We had the good fortune of connecting with Katy Hirschfeld and we’ve shared our conversation below.
Hi Katy, how do you think about risk?
One of the most meaningful aspects of art, becoming an artist, and evolving as an artist is taking that risk. Everything about art is risky. Since Art is a subjective science, I can’t guarantee who will appreciate it, that’s the risk I take, and I create anyway, which is really liberating, knowing that someone may hate it, but feeling confident enough to continue and lose myself in creating anyway. That takes confidence. Risk taking takes confidence. I think about risk as something you embrace to truly be yourself.
I also believe risk brings you closer to your dreams. I took a risk getting into art in the first place….I had a pretty conventional upbringing and had majored in sociology/politics in college. My first real job was for a law firm. During this job I found myself using their scanner and printer for things to use in my collages. While this was a great experience. I just wasn’t happy, I felt each day was just another day fading into another and nothing was very fulfilling to me. This led me to one of the biggest risks, I quit my job, made a website and started cold calling galleries. This risk required me to let go of everything comfortable and familiar to me. I had to move back home with my parents and basically start from scratch. Such a risk led me to so much unfamiliarity, such as moving to a new state completely alone, something I believe changed my life and art for the better. The upside of this risk has been exponentially positive. Each day, whether making money or not, I was fulfilled and felt that this was what it meant to be living life. I would never know when my next paycheck was coming, but this discomfort did not outweigh the genuine happiness and life I found myself living. Aside from the initial risks taken, everyday spent creating is a risk in and of itself. I never know what other people will say or feel about my art and being that each piece is a genuine extension of me this could lead to a lot of hurt. I’m okay risking this huge piece of myself to share something that may resonate with others and if it doesn’t, at least I cleared my side of the street so to speak. Lastly, the risk of art being all consuming has come into play. I’ve spent sleepless nights, ignoring my family, friends, and compulsively honing in on my craft. This is a risk that I’ve learned to appreciate and control. Art, like life, can be the greatest gift once letting go and accepting the risks that come with it.
Can you open up a bit about your work and career? We’re big fans and we’d love for our community to learn more about your work.
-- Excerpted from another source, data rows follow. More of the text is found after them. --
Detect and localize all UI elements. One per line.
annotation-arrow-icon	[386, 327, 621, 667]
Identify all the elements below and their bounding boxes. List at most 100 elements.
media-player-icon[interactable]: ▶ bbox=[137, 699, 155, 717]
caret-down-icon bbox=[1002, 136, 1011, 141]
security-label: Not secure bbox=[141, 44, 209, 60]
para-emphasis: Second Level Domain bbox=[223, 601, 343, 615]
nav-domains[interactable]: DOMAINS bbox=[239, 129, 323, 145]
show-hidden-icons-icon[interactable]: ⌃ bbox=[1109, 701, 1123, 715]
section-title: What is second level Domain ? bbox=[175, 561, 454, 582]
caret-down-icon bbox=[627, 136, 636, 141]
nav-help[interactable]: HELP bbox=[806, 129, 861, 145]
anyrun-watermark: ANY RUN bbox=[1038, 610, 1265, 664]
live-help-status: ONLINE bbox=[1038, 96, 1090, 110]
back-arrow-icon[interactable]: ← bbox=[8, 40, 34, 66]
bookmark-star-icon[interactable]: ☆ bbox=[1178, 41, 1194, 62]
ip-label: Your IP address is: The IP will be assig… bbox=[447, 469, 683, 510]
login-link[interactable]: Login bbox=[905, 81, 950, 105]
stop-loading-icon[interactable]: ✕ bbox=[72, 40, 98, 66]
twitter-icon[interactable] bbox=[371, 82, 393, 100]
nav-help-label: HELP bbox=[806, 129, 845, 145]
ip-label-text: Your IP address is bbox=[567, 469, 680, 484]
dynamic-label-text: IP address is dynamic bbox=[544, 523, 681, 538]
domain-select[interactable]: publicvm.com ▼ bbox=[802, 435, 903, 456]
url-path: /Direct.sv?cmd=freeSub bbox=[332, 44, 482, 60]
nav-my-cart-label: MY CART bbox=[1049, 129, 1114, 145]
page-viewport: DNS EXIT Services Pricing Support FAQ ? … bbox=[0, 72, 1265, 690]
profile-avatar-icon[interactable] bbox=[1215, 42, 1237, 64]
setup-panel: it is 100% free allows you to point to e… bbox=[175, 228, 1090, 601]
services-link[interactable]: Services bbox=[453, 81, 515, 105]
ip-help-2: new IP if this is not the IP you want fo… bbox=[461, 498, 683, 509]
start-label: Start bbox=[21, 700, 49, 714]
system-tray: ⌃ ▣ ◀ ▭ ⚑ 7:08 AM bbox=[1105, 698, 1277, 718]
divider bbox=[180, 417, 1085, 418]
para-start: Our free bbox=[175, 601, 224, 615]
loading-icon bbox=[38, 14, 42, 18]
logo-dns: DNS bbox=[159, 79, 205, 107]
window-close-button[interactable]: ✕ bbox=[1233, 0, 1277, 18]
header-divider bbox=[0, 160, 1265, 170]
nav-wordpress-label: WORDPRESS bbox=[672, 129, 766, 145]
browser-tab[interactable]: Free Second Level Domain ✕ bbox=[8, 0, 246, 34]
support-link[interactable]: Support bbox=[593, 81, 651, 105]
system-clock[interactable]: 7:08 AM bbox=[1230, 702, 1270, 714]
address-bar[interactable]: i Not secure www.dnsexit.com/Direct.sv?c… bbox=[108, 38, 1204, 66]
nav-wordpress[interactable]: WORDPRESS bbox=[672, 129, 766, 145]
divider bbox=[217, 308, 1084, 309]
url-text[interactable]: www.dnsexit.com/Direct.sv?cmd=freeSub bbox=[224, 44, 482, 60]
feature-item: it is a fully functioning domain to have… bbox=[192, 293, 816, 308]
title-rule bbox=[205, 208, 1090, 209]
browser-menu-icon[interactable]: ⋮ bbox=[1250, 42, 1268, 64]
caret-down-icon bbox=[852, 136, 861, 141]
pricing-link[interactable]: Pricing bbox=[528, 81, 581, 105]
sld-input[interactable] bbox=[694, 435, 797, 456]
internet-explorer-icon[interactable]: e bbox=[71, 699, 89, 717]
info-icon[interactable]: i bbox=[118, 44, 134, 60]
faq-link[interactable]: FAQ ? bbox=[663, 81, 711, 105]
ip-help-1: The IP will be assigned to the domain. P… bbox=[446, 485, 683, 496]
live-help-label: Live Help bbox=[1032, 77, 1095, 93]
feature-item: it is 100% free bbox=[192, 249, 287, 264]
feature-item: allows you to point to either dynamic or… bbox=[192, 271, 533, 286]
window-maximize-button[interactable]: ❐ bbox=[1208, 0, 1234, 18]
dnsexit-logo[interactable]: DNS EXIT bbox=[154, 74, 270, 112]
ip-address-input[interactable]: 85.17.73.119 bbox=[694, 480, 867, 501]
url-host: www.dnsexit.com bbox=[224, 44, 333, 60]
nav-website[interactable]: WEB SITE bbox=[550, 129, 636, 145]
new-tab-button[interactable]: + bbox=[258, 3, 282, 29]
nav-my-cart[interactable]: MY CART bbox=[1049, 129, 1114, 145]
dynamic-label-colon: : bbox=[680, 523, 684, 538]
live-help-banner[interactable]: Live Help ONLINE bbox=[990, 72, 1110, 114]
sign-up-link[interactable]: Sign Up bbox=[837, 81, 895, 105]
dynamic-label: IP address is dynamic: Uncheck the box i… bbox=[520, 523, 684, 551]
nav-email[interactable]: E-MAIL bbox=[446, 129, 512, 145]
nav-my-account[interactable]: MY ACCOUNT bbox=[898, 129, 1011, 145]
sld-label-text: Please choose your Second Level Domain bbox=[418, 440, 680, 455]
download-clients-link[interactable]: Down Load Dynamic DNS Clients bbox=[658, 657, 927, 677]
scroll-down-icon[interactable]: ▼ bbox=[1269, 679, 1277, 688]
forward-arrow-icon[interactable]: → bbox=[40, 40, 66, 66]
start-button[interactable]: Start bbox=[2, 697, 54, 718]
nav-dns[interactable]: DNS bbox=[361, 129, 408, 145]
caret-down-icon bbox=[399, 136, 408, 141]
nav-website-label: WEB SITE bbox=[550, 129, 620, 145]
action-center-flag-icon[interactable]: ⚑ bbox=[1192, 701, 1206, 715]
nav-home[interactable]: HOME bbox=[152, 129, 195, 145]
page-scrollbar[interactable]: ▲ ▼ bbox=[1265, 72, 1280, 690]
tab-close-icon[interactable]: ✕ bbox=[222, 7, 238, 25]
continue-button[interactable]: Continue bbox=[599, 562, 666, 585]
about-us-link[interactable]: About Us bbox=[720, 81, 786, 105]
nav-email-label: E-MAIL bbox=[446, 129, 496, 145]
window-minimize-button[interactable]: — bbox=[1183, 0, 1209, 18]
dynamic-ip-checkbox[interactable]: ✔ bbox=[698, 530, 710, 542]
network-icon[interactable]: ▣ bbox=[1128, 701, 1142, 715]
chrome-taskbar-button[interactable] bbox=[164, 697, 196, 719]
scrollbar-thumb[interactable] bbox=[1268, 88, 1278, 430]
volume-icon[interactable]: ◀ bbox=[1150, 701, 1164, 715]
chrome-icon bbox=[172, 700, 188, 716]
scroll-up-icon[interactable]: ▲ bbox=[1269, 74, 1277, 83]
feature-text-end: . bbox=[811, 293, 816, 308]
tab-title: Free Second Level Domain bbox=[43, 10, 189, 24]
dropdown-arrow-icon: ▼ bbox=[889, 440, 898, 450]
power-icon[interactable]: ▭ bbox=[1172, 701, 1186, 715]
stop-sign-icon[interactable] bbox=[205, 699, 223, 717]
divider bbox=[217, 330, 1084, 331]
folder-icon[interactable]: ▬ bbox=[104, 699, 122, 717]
I basically “seek and gather” things that resonate with me for whatever reason; in magazines, books and whatever else I can get my hands on. I collect these clippings and then, ultimately, make a piece of art using all of them. Each piece is an expression of my personal outlook and true life experiences. I consider all of my creations to be puzzles, the only challenge is that i don’t know what the image of that puzzle is upon starting, so i organically see what unfolds as I piece things together and slowly, more clarity comes as I immerse into the flow of the piece, a theme immerses and more meaning become apparent even if just to me. Almost as if I make it up as I go until I see what the puzzle was meant to look like. However, the most difficult thing about this process is knowing when it’s finished. My most meaningful piece was about a year ago. One of my collectors wanted a piece that was 100% composed of his life. We spent an entire day in his childhood home and I photographed everything from his musical instruments to childhood art projects etc. that he had. I had over 3000 photos developed and was able to make a collage using all of them.. Not only was I a collage artist but I also got to be the photographer for this one.
If you had a friend visiting you, what are some of the local spots you’d want to take them around to?
Miami is the perfect city for me because it has a mind of its own. there’s nowhere else just like Miami and for that, I believe this is where I’m meant to be. Honing in on that further, it is so diverse, fun, beautiful, and artistic in and of itself from the art deco history to Wynwood’s walls. Therefore, I would take them to South Beach, Wynwood, Overtown, and Coconut Grove. All places laced with a meaningful history.
Who else deserves some credit and recognition?
My family and friends deserve a lot of credit for the absolute endless support. I also owe a lot to the City of Austin, Tx. The culture and people enabled me to really come out of my shell as an artist and person on my own terms.